Più in particolare, è indubbio come, soprattutto in realtà imprenditoriali nelle quali vi sia una catena produttiva particolarmente articolata – e, dunque, dove garantire la tutela della sicurezza dei luoghi di lavoro possa risultare maggiormente complesso – l'utilizzo di tecnologie più avanzate che consentano un intervento umano sempre più tutelato potrebbe rappresentare una valida modalità di implementazione deglistandardrichiesti dall'Organizzazione delle Nazioni Unite. Inoltre, sistemi e procedure all'avanguardia potrebbe rendere più semplice anche la realizzazione degli standard ESG in un ambito specifico come quello in argomento.

La disciplina italiana sul tema e i valori ESG

Alla luce di quanto sopra, non sarebbe errato sostenere che, indirettamente, il Testo Unico sulla Sicurezza (d.lgs. n. 81/2008), fonte di riferimento italiana per la materia di cui in argomento, tenda già, in nuce, a un obiettivo di sostenibilità, in quanto l'applicazione delle norme ivi contenute hanno tutte l'obiettivo di prevenire, nella misura possibile, il verificarsi di incidenti sul lavoro o il contrarre malattie professionali.

Inoltre, la promozione di un ambiente di lavoro sano anche con riferimento alla tutela della salute psicologica dei lavoratori e del loro benessere non solo fisico era già stato tenuto in considerazione dal legislatore italiano ai sensi della generale norma di responsabilità del datore di cui all'art. 2087 c.c., il quale prevede che quest'ultimo sia tenuto ad adottare «le misure che, secondo la particolarità del lavoro, l'esperienza e la tecnica, sono necessarie a tutelare l'integrità fisica e la personalità morale dei prestatori di lavoro».

Infine, è anche la nostra Costituzione a salvaguardare il benessere generale (anche) dei lavoratori, sulla base dell'art. 32 Cost. che, come noto, tutela la salute come fondamentale diritto dell'individuo e interesse della collettività.

Naturalmente, si tratta di norme che, all'epoca della loro redazione, non potevano tenere conto di concetti emersi più di recente e cristallizatisi in quelli che vengono identificati come valori ESG, i quali, tuttavia, data la loro flessbilità, potrebbero dirsi già ricompresi nei principi cardine che hanno ispirato tali previsioni.
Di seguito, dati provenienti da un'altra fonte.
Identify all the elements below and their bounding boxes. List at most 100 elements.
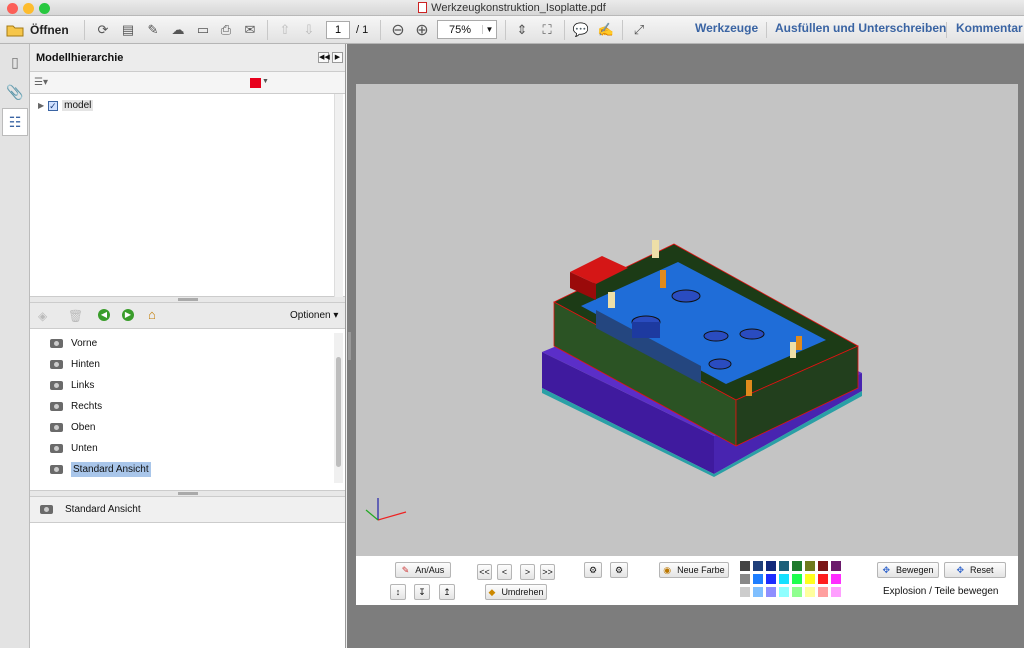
minimize-window-button[interactable] <box>23 3 34 14</box>
3d-model-render[interactable] <box>356 84 1018 554</box>
move-button[interactable]: ✥ Bewegen <box>877 562 939 578</box>
comment-icon[interactable]: 💬 <box>572 21 590 39</box>
attachments-icon[interactable]: 📎 <box>2 78 28 106</box>
color-swatch[interactable] <box>740 587 750 597</box>
cloud-upload-icon[interactable]: ☁ <box>169 21 187 39</box>
open-button[interactable]: Öffnen <box>6 21 69 39</box>
save-icon[interactable]: ▭ <box>194 21 212 39</box>
panel-options-button[interactable]: ▶ <box>332 52 343 63</box>
color-swatch[interactable] <box>818 587 828 597</box>
zoom-out-icon[interactable]: ⊖ <box>389 21 407 39</box>
page-thumbnails-icon[interactable]: ▯ <box>2 48 28 76</box>
flip-button[interactable]: ◆ Umdrehen <box>485 584 547 600</box>
part-color-swatch[interactable] <box>250 78 261 88</box>
color-swatch[interactable] <box>805 574 815 584</box>
color-swatch[interactable] <box>766 561 776 571</box>
3d-canvas[interactable] <box>356 84 1018 605</box>
color-swatch[interactable] <box>766 574 776 584</box>
view-item-hinten[interactable]: Hinten <box>50 356 100 372</box>
sort-az-icon[interactable]: ↕ <box>390 584 406 600</box>
color-swatch[interactable] <box>792 561 802 571</box>
color-swatch[interactable] <box>753 574 763 584</box>
color-swatch[interactable] <box>805 587 815 597</box>
color-swatch[interactable] <box>818 574 828 584</box>
chevron-down-icon[interactable]: ▼ <box>262 78 269 85</box>
color-swatch[interactable] <box>792 574 802 584</box>
on-off-button[interactable]: ✎ An/Aus <box>395 562 451 578</box>
view-item-rechts[interactable]: Rechts <box>50 398 102 414</box>
arrow-left-icon[interactable]: ◀ <box>98 309 110 321</box>
reset-button[interactable]: ✥ Reset <box>944 562 1006 578</box>
viewer-splitter[interactable] <box>348 332 351 360</box>
color-swatch[interactable] <box>740 574 750 584</box>
views-scrollbar[interactable] <box>334 333 343 483</box>
tab-werkzeuge[interactable]: Werkzeuge <box>695 21 758 35</box>
read-mode-icon[interactable]: ⤢ <box>630 21 648 39</box>
isolate-part-icon[interactable]: ⚙ <box>584 562 602 578</box>
color-swatch[interactable] <box>766 587 776 597</box>
view-item-links[interactable]: Links <box>50 377 94 393</box>
move-icon: ✥ <box>882 564 890 575</box>
next-part-button[interactable]: > <box>520 564 535 580</box>
fit-width-icon[interactable]: ⇕ <box>513 21 531 39</box>
triangle-right-icon[interactable]: ▶ <box>38 101 44 110</box>
last-part-label: >> <box>542 567 553 577</box>
camera-add-icon[interactable]: ◈ <box>38 309 47 323</box>
home-icon[interactable]: ⌂ <box>148 307 156 322</box>
color-palette <box>740 561 850 601</box>
color-swatch[interactable] <box>779 574 789 584</box>
print-icon[interactable]: ⎙ <box>217 21 235 39</box>
view-item-standard[interactable]: Standard Ansicht <box>50 461 151 477</box>
color-swatch[interactable] <box>753 561 763 571</box>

La vera sfida, in concreto, sarà quella di superare il semplice dettato normativo e implementare dei sistemi produttivi che, sulla scorta degli obiettivi ONU citati, utilizzino al meglio la tecnologia e le risorse disponibili, mirando a tutelare non solo la salute dei lavoratori, ma anche l'ambiente, con conseguenti ricadute positive sulla collettività.